“The same quadratic equation with which the ancients drew right angles to build their temples can be used today by a banker to calculate the yield to maturity of a new, two-year bond. The same techniques of calculus developed by Newton and Leibniz two centuries ago to study the orbits of Mars and Mercury can be used today by a civil engineer to calculate the maximum stress on a new bridge, or the volume of water to pass beneath it.”
— Benoit Mandelbrot
The above quote is from a book recommended recently in a Twitter thread from Mike Lawlor, and which I haven’t been able to put down for very long. And it’s not even about science or math per se, but rather the stock market: The Misbehavior of Markets: A Fractal View of Financial Turbulence.

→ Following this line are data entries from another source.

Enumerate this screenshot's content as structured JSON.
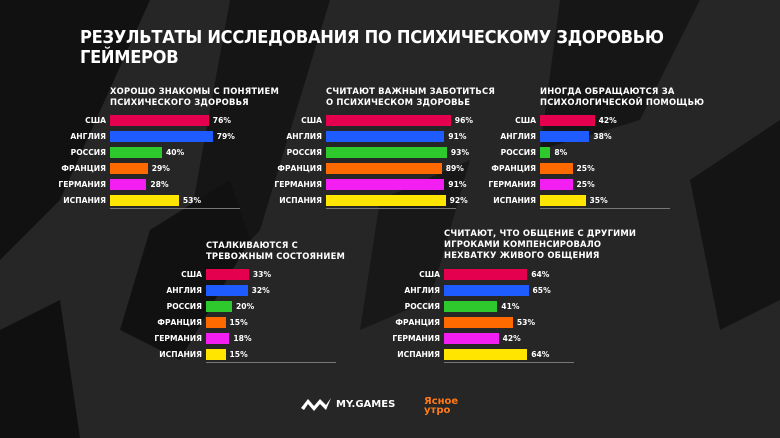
{
  "title": "РЕЗУЛЬТАТЫ ИССЛЕДОВАНИЯ ПО ПСИХИЧЕСКОМУ ЗДОРОВЬЮ ГЕЙМЕРОВ",
  "colors": {
    "США": "#e5004f",
    "Англия": "#1f5cff",
    "Россия": "#2dc92d",
    "Франция": "#ff6a00",
    "Германия": "#f21ef2",
    "Испания": "#ffe500"
  },
  "chart_data": [
    {
      "type": "bar",
      "orientation": "horizontal",
      "title": "ХОРОШО ЗНАКОМЫ С ПОНЯТИЕМ\nПСИХИЧЕСКОГО ЗДОРОВЬЯ",
      "categories": [
        "США",
        "АНГЛИЯ",
        "РОССИЯ",
        "ФРАНЦИЯ",
        "ГЕРМАНИЯ",
        "ИСПАНИЯ"
      ],
      "values": [
        76,
        79,
        40,
        29,
        28,
        53
      ],
      "unit": "%"
    },
    {
      "type": "bar",
      "orientation": "horizontal",
      "title": "СЧИТАЮТ ВАЖНЫМ ЗАБОТИТЬСЯ\nО ПСИХИЧЕСКОМ ЗДОРОВЬЕ",
      "categories": [
        "США",
        "АНГЛИЯ",
        "РОССИЯ",
        "ФРАНЦИЯ",
        "ГЕРМАНИЯ",
        "ИСПАНИЯ"
      ],
      "values": [
        96,
        91,
        93,
        89,
        91,
        92
      ],
      "unit": "%"
    },
    {
      "type": "bar",
      "orientation": "horizontal",
      "title": "ИНОГДА ОБРАЩАЮТСЯ ЗА\nПСИХОЛОГИЧЕСКОЙ ПОМОЩЬЮ",
      "categories": [
        "США",
        "АНГЛИЯ",
        "РОССИЯ",
        "ФРАНЦИЯ",
        "ГЕРМАНИЯ",
        "ИСПАНИЯ"
      ],
      "values": [
        42,
        38,
        8,
        25,
        25,
        35
      ],
      "unit": "%"
    },
    {
      "type": "bar",
      "orientation": "horizontal",
      "title": "СТАЛКИВАЮТСЯ С\nТРЕВОЖНЫМ СОСТОЯНИЕМ",
      "categories": [
        "США",
        "АНГЛИЯ",
        "РОССИЯ",
        "ФРАНЦИЯ",
        "ГЕРМАНИЯ",
        "ИСПАНИЯ"
      ],
      "values": [
        33,
        32,
        20,
        15,
        18,
        15
      ],
      "unit": "%"
    },
    {
      "type": "bar",
      "orientation": "horizontal",
      "title": "СЧИТАЮТ, ЧТО ОБЩЕНИЕ С ДРУГИМИ\nИГРОКАМИ КОМПЕНСИРОВАЛО\nНЕХВАТКУ ЖИВОГО ОБЩЕНИЯ",
      "categories": [
        "США",
        "АНГЛИЯ",
        "РОССИЯ",
        "ФРАНЦИЯ",
        "ГЕРМАНИЯ",
        "ИСПАНИЯ"
      ],
      "values": [
        64,
        65,
        41,
        53,
        42,
        64
      ],
      "unit": "%"
    }
  ],
  "logos": {
    "mygames": "MY.GAMES",
    "yasnoe_utro": "Ясное утро"
  }
}
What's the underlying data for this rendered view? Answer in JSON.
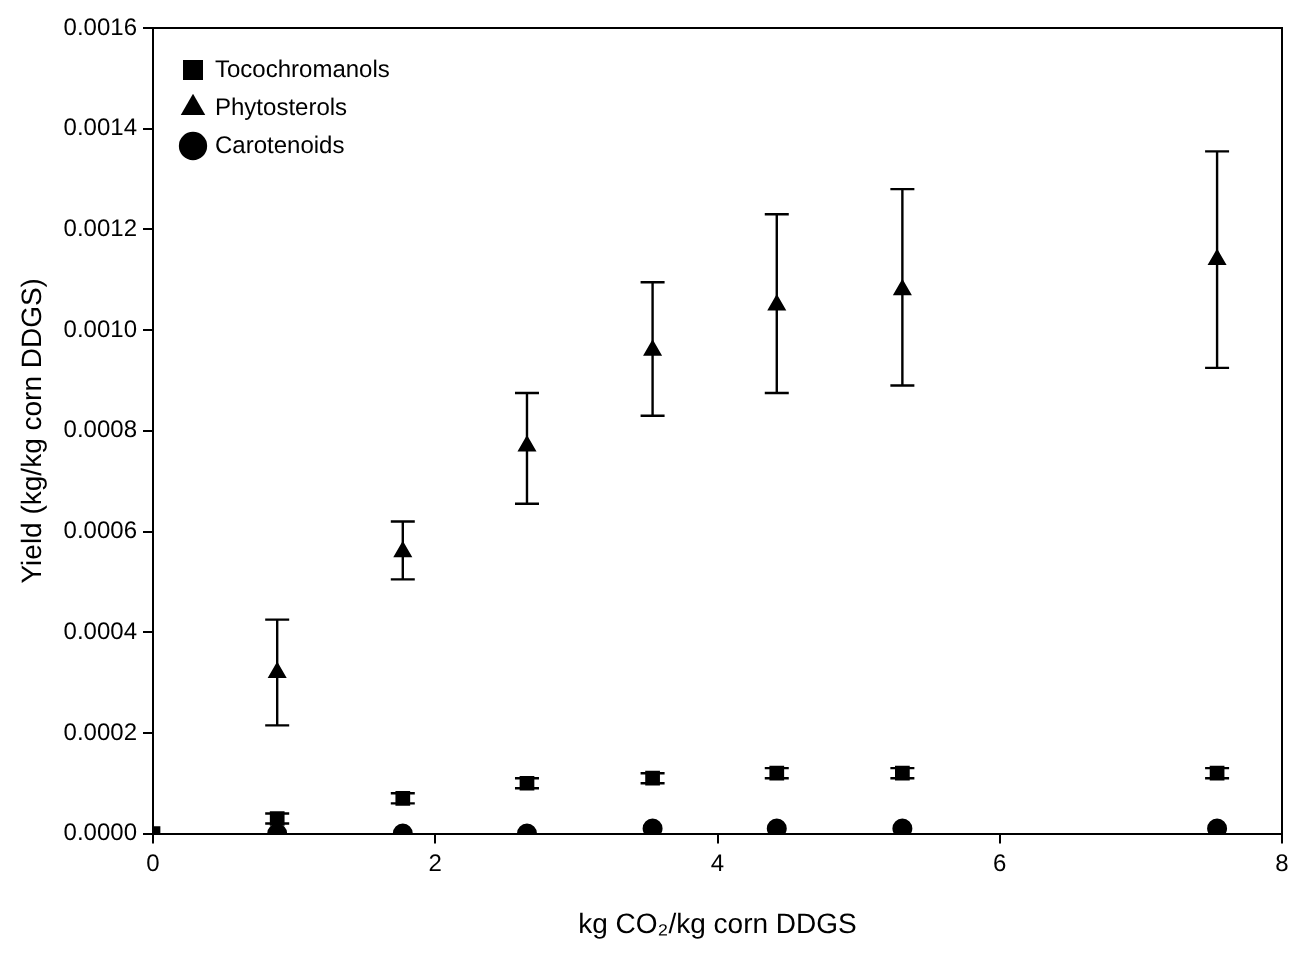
{
  "chart_data": {
    "type": "scatter",
    "xlabel": "kg CO₂/kg corn DDGS",
    "ylabel": "Yield (kg/kg corn DDGS)",
    "x": [
      0,
      0.88,
      1.77,
      2.65,
      3.54,
      4.42,
      5.31,
      7.54
    ],
    "series": [
      {
        "name": "Tocochromanols",
        "color": "#000000",
        "marker": "square",
        "values": [
          0,
          3e-05,
          7e-05,
          0.0001,
          0.00011,
          0.00012,
          0.00012,
          0.00012
        ],
        "errors": [
          null,
          1e-05,
          1e-05,
          1e-05,
          1e-05,
          1e-05,
          1e-05,
          1e-05
        ]
      },
      {
        "name": "Phytosterols",
        "color": "#000000",
        "marker": "triangle",
        "values": [
          null,
          0.00032,
          0.00056,
          0.00077,
          0.00096,
          0.00105,
          0.00108,
          0.00114
        ],
        "errors": [
          null,
          [
            0.000215,
            0.000425
          ],
          [
            0.000505,
            0.00062
          ],
          [
            0.000655,
            0.000875
          ],
          [
            0.00083,
            0.001095
          ],
          [
            0.000875,
            0.00123
          ],
          [
            0.00089,
            0.00128
          ],
          [
            0.000925,
            0.001355
          ]
        ]
      },
      {
        "name": "Carotenoids",
        "color": "#000000",
        "marker": "circle",
        "values": [
          null,
          0,
          0,
          0,
          1e-05,
          1e-05,
          1e-05,
          1e-05
        ]
      }
    ],
    "xlim": [
      0,
      8
    ],
    "xticks": [
      0,
      2,
      4,
      6,
      8
    ],
    "ylim": [
      0,
      0.0016
    ],
    "yticks": [
      {
        "value": 0,
        "label": "0.0000"
      },
      {
        "value": 0.0002,
        "label": "0.0002"
      },
      {
        "value": 0.0004,
        "label": "0.0004"
      },
      {
        "value": 0.0006,
        "label": "0.0006"
      },
      {
        "value": 0.0008,
        "label": "0.0008"
      },
      {
        "value": 0.001,
        "label": "0.0010"
      },
      {
        "value": 0.0012,
        "label": "0.0012"
      },
      {
        "value": 0.0014,
        "label": "0.0014"
      },
      {
        "value": 0.0016,
        "label": "0.0016"
      }
    ],
    "grid": false,
    "legend": "top left"
  }
}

For anyone interested in human behavior, decision-making, culture, science, history, or computers, it’s hard to escape the gravity of “finance” as a natural way to get a slice of understanding about all of them at once. And Mandelbrot, who pioneered the discipline of (and coined the term) “fractals,” has a way of overturning convention in this otherwise conventional field of study in a way that feels light, visually intuitive, and almost playful. This book is a natural complement (precursor?) to Nassim Taleb’s bestseller The Black Swan: The Impact of the Highly Improbable, and just as exuberantly defiant.
I started reading the book the other day, the same day I happened to be catching up on this 2017 podcast episode from Patrick O’Shaughnessy involving a wide-ranging discussion with investors Ted Seides and Brent Beshore, and 1 month after blazing through Steven Strogatz’s completely excellent Infinite Powers: How Calculus Reveals the Secrets of the Universe as I was gathering up dots to connect I started feeling a faint shimmer of insight:
None of this is about numbers.
Numbers are the shadow of information, not information itself. Our theories and models are the scaffolding with which we can build understanding — they are not understanding itself. Patterns are resemblances of potential meaning, not meaning itself. We talk about subjects like math and finance as if they are about numbers or values, which isn’t accurate. What something is about tends to be different than the tools you use to get at its “aboutness.”
What I’m getting from my brief foray into this arcane world of logarithms, integrals, and fractal dimensionality is not an appreciation for math (that was already there), but the unexpected discovery of philosophical principles for the art of living a life. Principles that can be used to domesticate emotions, flourish with inertia, and value what matters.
For example, A big theme I’ve noticed throughout the Invest Like The Best podcast is this idea that the rise of robo-advisors such as Betterment and Wealthfront (following the hands off revolution of set-it-and-forget-it mutual funds) isn’t likely to make active investment managers obsolete. Why? Because the biggest value a good active manager provides isn’t in their investment philosophy or the stocks they pick but in their ability to stoically withstand the emotional tumult of markets. They earn fees not for their ability to beat the market but the mental discipline to adhere to the plan and not pull out when things get rough. A philosophy, whether financial or otherwise, is a system of behavior used for making decisions consistent with your values. When you deviate from the system, then you are more likely to suffer.
Or consider this excerpt from The Misbehavior of Markets making a point about a market peculiarity but hitting on the insight underlying habit-building and the compounding gains of nutrition, exercise, and intimacy. He also ends by deploying the “infinite” — the idea at the heart of calculus:
The most-studied evidence, by the greatest number of economists concerns what is called short-term dependence. This refers to the way price levels or price changes at one moment can influence those shortly afterwards — an hour, a day, or a few years, depending on what you consider ‘short.’ A ‘momentum’ effect is at work, some economists theorize: Once a stock price starts climbing, the odds are slightly in favor of it continuing to climb for awhile longer.
[…] Just the opposite appears to happen in the medium term, three to eight years. A stock that was rising over one multi-year stretch has slightly greater odds of falling in the next.
I have another view of dependence. To me, its most important effect is not over a short term, but over the very long term — in theory, an infinite effect. This has some unusual consequences. Be that as it may, for our present purposes, a bottom line emerges: Stock prices are not independent. Today’s action can, at least slightly, affect tomorrow’s action. The standard model is, again, wrong.
During the the flow of discussion between O’Shaughnessy, Seides, and Beshore there was general agreement that in the end, despite a deep fascination with and study of financial investments whether public (Seides) or private (Beshore), that the best investment continues to be in yourself — that your own knowledge, skills, and relationships are what give the best returns. It turns out, even for successful investors, compound interest has less intrinsic value than compounding interests.
Or, to cast it in more Strogatzian light: maybe the derivative of your life at any particular moment — your rate of change — is closely related to how much personal value you’re able to accumulate before it’s over.
“It is an extraordinary feature of science that the most diverse, seemingly unrelated, phenomena can be described with the same mathematical tools.”